In case, we have the option of using batches at test time, we use the same equations as above, with an exception of a minor change in the equation where we calculate the standard deviation. Instead of the equation
$$
\sigma^2_b = \frac{1}{m}\sum_{i = 1}^m(x - \mu_b)^2 \tag{3}\\
$$
we use,
$$
\sigma^2_b = \frac{1}{m-1}\sum_{i = 1}^m(x - \mu_b)^2 \tag{3}\\
$$
The reason why we use $m-1$ in the denominator instead of $m$ is that since we have already estimated the mean, we only have $m-1$ independent entities in our minibatch now. Had that not been the case, the mean could have been arbitrarily any number, but we do have a fixed mean which we are using to compute the variance. These independent entities are called degrees of freedom and a discussion on them is beyond the scope of this article.

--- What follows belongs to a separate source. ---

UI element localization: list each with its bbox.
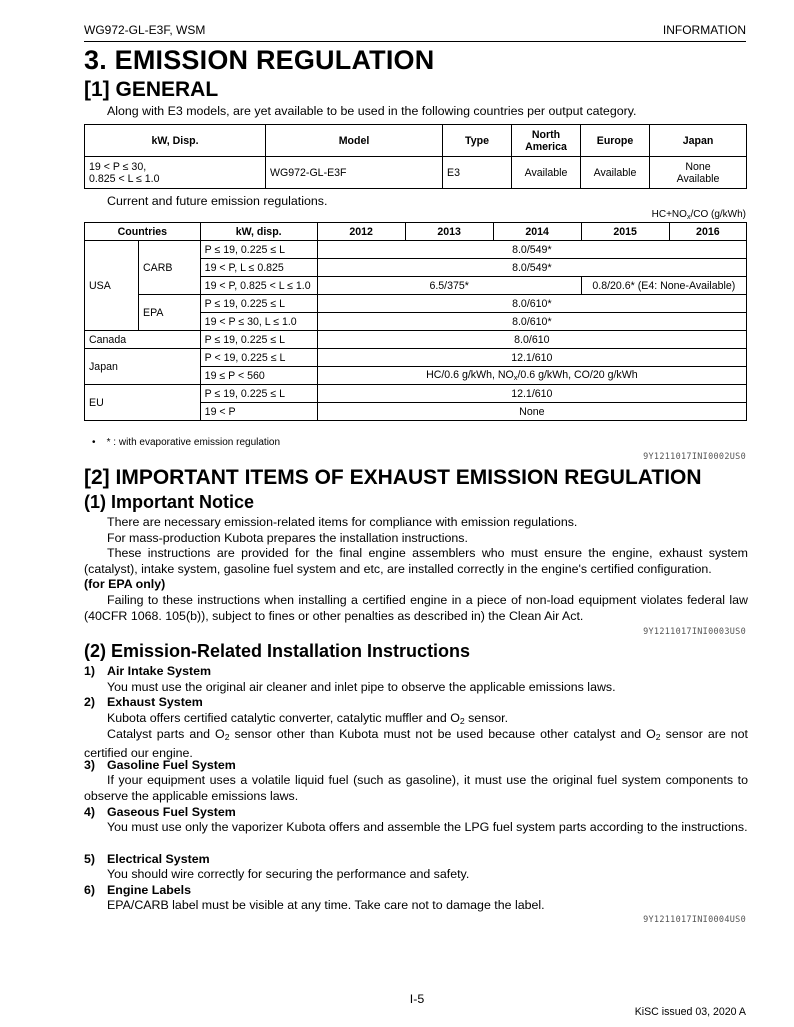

Batch Norm as a regularizer
Batch Norm also acts a regularizer. The mean and the variance estimated for each batch is a noisier version of the true mean, and this injects randomness in our optima search. This helps in regularization.
Conclusion
While Batch Norm has been established as a standard element of deep architectures now, it's only recently that research has been directed towards understanding how it really works. A recent paper, that has been getting a lot of attention is literally titled How Does Batch Normalization Help Optimization? (No, It Is Not About Internal Covariate Shift) which demonstrates how batch norm actually ends up increasing internal covariate shift as compared to a network that doesn't use batch norm. They key insight from the paper is that batch norm actually makes the loss surface smoother, which is why it works so well. Last year, we also were introduced to SELUs or scaled Exponential Linear Unit activation functions, which implicitly normalize the activations going through them, something that is done explicitly through batch norm. The original paper for SELU contains about 100 pages of math showing how exactly that happens, and the math inclined are encouraged to read that.
Optimization is a exciting field in deep learning. While a lot of applications of deep learning have been harnessed and put to use, it's only now that we have started to scratch the enticing field of deep learning theory.
To conclude, we'd like to say.. MYTH BUSTED!